Через своих лазутчиков тщательно следил, как она одевается к каждому празднику, и цвета её одежд всегда были цветами моего шарфа и ленты на шляпе.
Зоя любила пение, музыку, весёлые хороводы и сама танцевала восхитительно, как дочь Иродиады.[167]
Я посвящал ей серенады, когда вечером она прогуливалась по террасе парка у моря и мелкие серебристые волны у берега, словно доверчивые души, дружелюбно шептались друг с другом у её ног.Чтобы развлечь Зою, я приглашал танцоров из Морея, а у константинопольских торговок покупал самые последние новинки женских украшений и с помощью разных ухищрений доставлял их даме моего сердца, но так, чтобы она легко могла догадаться, кто уделяет ей столько внимания.
Если бы у тебя был хоть какой-нибудь опыт в любви, сын мой, то наверное ты бы знал, что такие на вид незначительные услуги не что иное, как условные знаки, которые кажутся несведущим пустяками, тогда как на самом деле они таят в себе определённый смысл. Так двое, пользуясь в присутствии третьего воровским жаргоном, могут и предать его и продать, если этот язык ему не знаком. Влюблённые же всегда понимают друг друга и не нуждаются в переводчиках.
Мои немые посредники громко напоминали обо мне, и я с восторгом стал иногда замечать, как прекрасные глаза княгини отыскивают меня в толпе придворных. Тогда я стал смелее в своих домогательствах.
Среди Зоиных служанок мне удалось найти одну, согласившуюся стать моей доверенной. Вскоре последовало взаимное объяснение, и мы условились о тайном свидании, которое, однако, никак не удавалось. Всякий раз какое-нибудь незначительное обстоятельство нарушало план, намеченный Любовью: или я не находил мою принцессу там, где она назначила свидание, или место, где должна была состояться встреча, оказывалось для меня недоступным. К тому же демон ревности удерживал прекрасную гречанку, не давая ей вырваться на волю, и я мог её видеть не иначе, как только на виду у всего двора.
Об эти трудности, словно о железную стену, разбивались все мои надежды и желания, но не страсть, что будто голодная волчица, становилась тем алчнее, чем меньше находила себе пищи.
Жгучее пламя любви пожирало мозг в моих костях, щёки мои побледнели, тело высохло, походка стала неуверенной. От слабости у меня подгибались колени, — так от сильного ветра гнётся камыш.
Мне недоставало верного друга, с кем бы я мог поделиться своим горем, и надеждами, пусть слабыми и обманчивыми, оживить мою истомлённую душу.
И вот, когда я, беспомощный и больной, лежал у себя дома и прощался с жизнью, князь прислал ко мне придворного врача Теофраста, поручив ему заботу о моём здоровье.
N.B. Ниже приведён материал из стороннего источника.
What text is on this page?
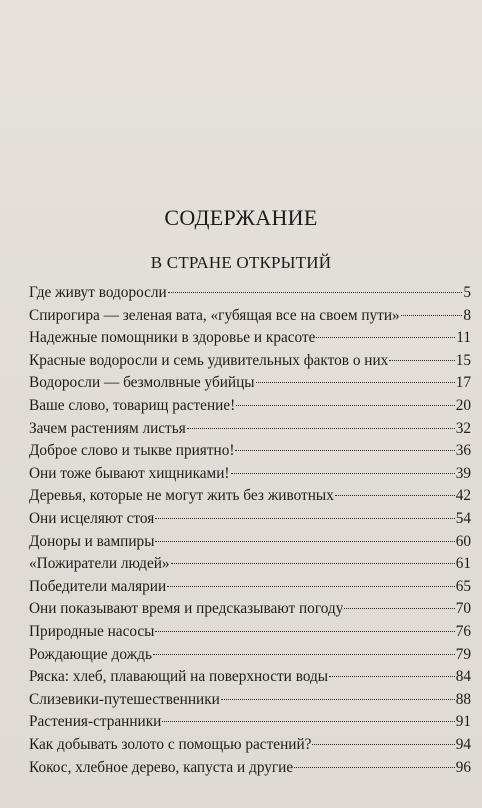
СОДЕРЖАНИЕ
В СТРАНЕ ОТКРЫТИЙ
Где живут водоросли	5
Спирогира — зеленая вата, «губящая все на своем пути»	8
Надежные помощники в здоровье и красоте	11
Красные водоросли и семь удивительных фактов о них	15
Водоросли — безмолвные убийцы	17
Ваше слово, товарищ растение!	20
Зачем растениям листья	32
Доброе слово и тыкве приятно!	36
Они тоже бывают хищниками!	39
Деревья, которые не могут жить без животных	42
Они исцеляют стоя	54
Доноры и вампиры	60
«Пожиратели людей»	61
Победители малярии	65
Они показывают время и предсказывают погоду	70
Природные насосы	76
Рождающие дождь	79
Ряска: хлеб, плавающий на поверхности воды	84
Слизевики-путешественники	88
Растения-странники	91
Как добывать золото с помощью растений?	94
Кокос, хлебное дерево, капуста и другие	96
Я протянул ему руку, полагая, что он первым делом захочет проверить мой пульс, но Теофраст покачал головой и, дружески улыбнувшись, сказал: «Не думаете ли вы, благородный рыцарь, что я, подобно многим невежественным врачам, буду растирать вас мазями и пичкать разными кашками? Ваше здоровье улетело на крыльях любви, и только любовь может вернуть его обратно».
Меня очень удивило, что врач Теофраст так хорошо знает мою тайну и, словно жрец, даёт верные предсказания. Я рассказал ему всё, добавив с горечью: «Как я могу надеяться на выздоровление от любви, если она так коварно сковала меня своими путами. Мне остаётся только покориться судьбе и дать задушить себя обманчивой петле».
«Вовсе нет, — возразил Теофраст, — любовь без надежды, конечно, горше смерти, но не давайте угаснуть вашей надежде. Под солнцем нет ничего нового в сравнении с тем, что уже было, и нет ничего, что не может повториться вновь. Тощий Титон[168]
не смел и мечтать о богине Утренней зари, однако в её объятиях он так высох от любви, что в конце концов превратился в саранчу. На горе Ида пастушок,[169] сзывая овец звуками свирели, сделанной из сухой былинки, не подозревал, что он как добычу любви похитит прекрасную спартанку у беззаботного царя Менелая. А рыцарь Анхис,[170] — чем он лучше вас? Однако прекраснейшая богиня Неба предпочла его сильному богу Войны, и смертный воин одержал верх над бессмертным полководцем».Так, философствуя, развлекал меня врач Теофраст, изгоняя из моего сердца печаль, и в его словах я черпал силы и услады больше, чем в лекарствах.